Nefsin sıfatının değişmesi, içindeki kötü vasıfların değişmesine bağlıdır. Mesela kibrin yerini tevazu, hırsın yerini kanaat, yalanın yerini doğruluk ve sıdk almalıdır. Bunlar değişmedikçe, günahların şerrinden kurtulmadıkça saflığı, güzelliği bulmak mümkün olmaz.
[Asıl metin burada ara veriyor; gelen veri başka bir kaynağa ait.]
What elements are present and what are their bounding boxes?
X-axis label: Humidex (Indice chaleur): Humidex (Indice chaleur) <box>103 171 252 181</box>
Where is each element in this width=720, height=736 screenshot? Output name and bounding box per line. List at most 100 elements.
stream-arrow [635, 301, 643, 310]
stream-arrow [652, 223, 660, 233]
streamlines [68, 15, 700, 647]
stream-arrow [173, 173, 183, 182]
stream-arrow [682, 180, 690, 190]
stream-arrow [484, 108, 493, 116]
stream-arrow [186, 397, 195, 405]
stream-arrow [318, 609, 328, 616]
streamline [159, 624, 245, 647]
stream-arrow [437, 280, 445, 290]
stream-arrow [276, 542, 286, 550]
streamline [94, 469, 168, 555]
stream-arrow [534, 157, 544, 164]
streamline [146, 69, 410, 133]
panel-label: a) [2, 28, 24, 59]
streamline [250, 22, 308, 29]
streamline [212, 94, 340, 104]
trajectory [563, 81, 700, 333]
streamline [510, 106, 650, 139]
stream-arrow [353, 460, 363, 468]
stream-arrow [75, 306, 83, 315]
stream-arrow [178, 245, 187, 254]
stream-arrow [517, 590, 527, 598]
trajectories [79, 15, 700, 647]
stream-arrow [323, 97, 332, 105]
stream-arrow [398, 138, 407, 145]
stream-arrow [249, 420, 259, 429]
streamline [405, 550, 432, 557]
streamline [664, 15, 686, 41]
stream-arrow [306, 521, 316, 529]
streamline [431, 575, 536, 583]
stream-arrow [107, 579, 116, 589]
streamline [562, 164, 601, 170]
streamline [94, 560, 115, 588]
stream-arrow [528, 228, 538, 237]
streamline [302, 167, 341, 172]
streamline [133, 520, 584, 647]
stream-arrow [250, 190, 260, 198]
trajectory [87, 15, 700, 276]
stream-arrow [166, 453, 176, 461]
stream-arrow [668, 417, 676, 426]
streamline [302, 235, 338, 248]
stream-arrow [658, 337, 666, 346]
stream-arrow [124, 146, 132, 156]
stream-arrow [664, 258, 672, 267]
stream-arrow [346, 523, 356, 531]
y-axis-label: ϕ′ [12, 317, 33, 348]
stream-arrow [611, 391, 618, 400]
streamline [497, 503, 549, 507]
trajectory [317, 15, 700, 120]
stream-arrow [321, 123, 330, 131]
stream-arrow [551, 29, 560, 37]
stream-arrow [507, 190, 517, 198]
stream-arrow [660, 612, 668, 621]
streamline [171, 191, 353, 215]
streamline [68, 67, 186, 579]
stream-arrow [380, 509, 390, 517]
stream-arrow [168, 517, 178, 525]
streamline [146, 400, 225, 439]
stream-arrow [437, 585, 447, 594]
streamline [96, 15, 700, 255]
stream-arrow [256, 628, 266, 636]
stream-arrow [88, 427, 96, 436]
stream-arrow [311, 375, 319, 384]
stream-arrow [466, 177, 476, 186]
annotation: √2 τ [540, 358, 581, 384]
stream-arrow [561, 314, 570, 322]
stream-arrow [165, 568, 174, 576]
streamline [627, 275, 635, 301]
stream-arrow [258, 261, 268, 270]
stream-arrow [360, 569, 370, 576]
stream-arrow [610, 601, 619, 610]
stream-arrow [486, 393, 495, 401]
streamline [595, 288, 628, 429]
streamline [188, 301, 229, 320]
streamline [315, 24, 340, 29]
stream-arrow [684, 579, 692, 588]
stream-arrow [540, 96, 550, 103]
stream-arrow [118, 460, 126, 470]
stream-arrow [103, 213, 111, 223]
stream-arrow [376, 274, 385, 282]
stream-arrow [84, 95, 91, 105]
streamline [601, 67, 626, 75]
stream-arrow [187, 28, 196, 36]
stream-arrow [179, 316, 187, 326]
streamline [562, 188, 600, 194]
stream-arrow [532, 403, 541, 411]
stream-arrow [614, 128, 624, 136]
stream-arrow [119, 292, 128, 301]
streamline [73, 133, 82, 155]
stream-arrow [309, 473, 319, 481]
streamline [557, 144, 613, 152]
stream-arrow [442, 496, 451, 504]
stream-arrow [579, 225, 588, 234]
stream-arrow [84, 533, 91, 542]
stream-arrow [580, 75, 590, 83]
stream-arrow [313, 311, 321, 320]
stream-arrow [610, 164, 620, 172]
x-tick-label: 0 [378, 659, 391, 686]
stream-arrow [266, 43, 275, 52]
Nefsin yaratılmasının sebebi ve hikmeti vardır. İnsanda nefs olmasaydı melek olurdu. Meleklerde nefs olmadığından gazap, şehvet, kin, haset ve benzeri kötü huylar yoktur. Onlar sürekli kulluk yaparak, ibadet ederek bundan sonsuz bir lezzet alırlar. Bizim ibadetlerden usanmamız nefsimizin kötülüğündendir. Çünkü o, Yusuf suresinde bildirildiği üzere alabildiğine kötülük ister. Bu, nefs-i emmarenin sıfatıdır.
Bir mürşidin elinden tutup terbiye yoluna giren kimse ‘emmare’den ‘levvame’ye (kötülüğe sevk eden nefsten kendini kınayan nefse) geçer. Levvamede, yaptığı kötülük ve işlediği günahlardan nefret etmeye başlar. Tövbe ederek günahları terk eder. Günahların terki ise kalbi çirkin sıfatlardan temziler, ibadet ve taata yönlendirir. Sonra kişi ‘nefs-i mülhime’ (ilham alan nefs) mertebesine ulaşır. Güzelce amel etmeye başlar, fakat henüz şeytanın telkinlerinden kurtulamaz. Bu telkinler Allah’ın azametine teslimi engellemeye çalışır.
Fakat nefsi ‘mutmainne’ye (tatmin olma, huzur bulma makamına) ulaşınca Allah Tealâ’nın “Ey nefs! Rabbine geri dön!” hitabıyla şereflenir. Artık o kul Allah’tan razı, Allah da ondan razı olur.
Eğer nefs günahlara düşkünlük halinden Allah Tealâ’ya yakınlık, O’nun rızasını kazanma haline ulaşmaya uygun yaratılmasaydı, Allah Tealâ insana ibadeti, taati emretmezdi. Yani nefs, kemalâta, ilerleyip gelişmeye uygun yaratılmıştır. Mürşid-i kâmiller terbiyelerine girenlerin hallerine uygun zikir dersleri vererek nefslerini ilerletirler.
Allah yolunda ilerleyenlerin işinin zikir olduğu, bu şekilde nefslerin çirkinliklerden sıyrılıp Allah Tealâ’nın övgüsüne layık bir güzelliğe sahip olacağı bildirilmiştir. Bediüzzaman k.s. hazretleri diyor ki: “Ey aziz olan kimse, bil! Zikreden adamın feyz-i ilahîyi celbeden muhtelif lâtifeleri vardır. Bir kısmı kalp ve aklın şuuruna tabidir, bir kısmı da değildir. Binaenaleyh gaflet ile yapılan zikirler dahi feyizden hali değildir.” Şu halde Allah yolunda olan illâ zikir sahibi olmalıdır ki Allah Tealâ’nın feyzini çeksin.
Eğer insan lâtifelerinin yaratılışına uygun yola girip onların zikirle feyzlenmelerini sağlarsa, onlar huzur ve sükûn içinde olurlar. Aksi halde nefsin benlik yolunu takip ederse hepsi birden her çeşit elem ve ızdıraba düşüp mahvolurlar.
Mehmet Ildırar – Semerkand Dergisi, Mayıs 213.